Okay, so the men of Irene’s era haven’t come around to women speaking for themselves, voting or running newspapers yet. But that’s where it gets interesting. Irene only wants to save her family business and if that means writing about the ton then she’s going to do it. However, it gets even more interesting. Irene is Lady Truelove! An advice column where those who seek romantic advice write to her. Well, it’s because of this column where she meets Henry, a disgruntled son of the first water whose mother will be causing scandal thanks to Irene.
One can almost call Henry’s and Irene’s romance similar to that of Elizabeth and Darcy of Pride and Prejudice. Their witty repartee, their judgements towards each other, and the social class divide.
A lot of their conversations made me chuckle, especially this one:
“Better to be a newspaper hawker than a lily of the field like you.”
“A lily of the field?” Henry thought of the duties that filled his days and worried his nights, and he almost wanted to laugh. “Is that what I am?”

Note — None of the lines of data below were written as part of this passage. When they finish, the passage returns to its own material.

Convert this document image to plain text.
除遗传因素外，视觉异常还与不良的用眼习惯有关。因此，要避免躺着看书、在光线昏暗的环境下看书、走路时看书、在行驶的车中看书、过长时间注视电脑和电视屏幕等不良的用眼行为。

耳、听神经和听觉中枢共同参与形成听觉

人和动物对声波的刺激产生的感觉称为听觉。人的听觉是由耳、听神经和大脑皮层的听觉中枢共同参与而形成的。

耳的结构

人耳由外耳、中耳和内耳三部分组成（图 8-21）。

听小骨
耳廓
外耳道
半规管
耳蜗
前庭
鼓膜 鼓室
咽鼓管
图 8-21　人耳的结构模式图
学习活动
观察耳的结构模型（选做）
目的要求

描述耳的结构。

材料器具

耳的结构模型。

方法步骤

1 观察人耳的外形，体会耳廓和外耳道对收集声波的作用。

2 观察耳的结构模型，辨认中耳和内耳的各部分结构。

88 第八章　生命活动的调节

“You toil not, neither do you spin, yet you believe you are entitled to wield power over the lives of those around you.”
Oh snap Henry!
Now Henry, stuffy shirt that he is, is a Mr. Darcy character through and through; albeit a little more sexy. Yes, I said more sexy than Mr. Darcy!
“I have had, from the moment we met, an ardent desire for you.”
Desire which equals tons of sex. It happens a little ways into the story and it might even have dragged the story down a bit, because a good chunk was dedicated to Irene’s and Henry’s sexual “agreement.” It takes them forever to find out their love for each other, Henry’s super pigheadedness was enough to make me really annoyed with him.
Irene could have easily have become redundant but her character was written in such a way that remained constant. Her character growth made sense. Henry’s too, if I were to admit that.
Overall, I really enjoyed this story. Laura Lee Guhrke is a new author for me and I loved her writing style; it easily flowed. Not a bad start to a series and am eager to know whose story is next.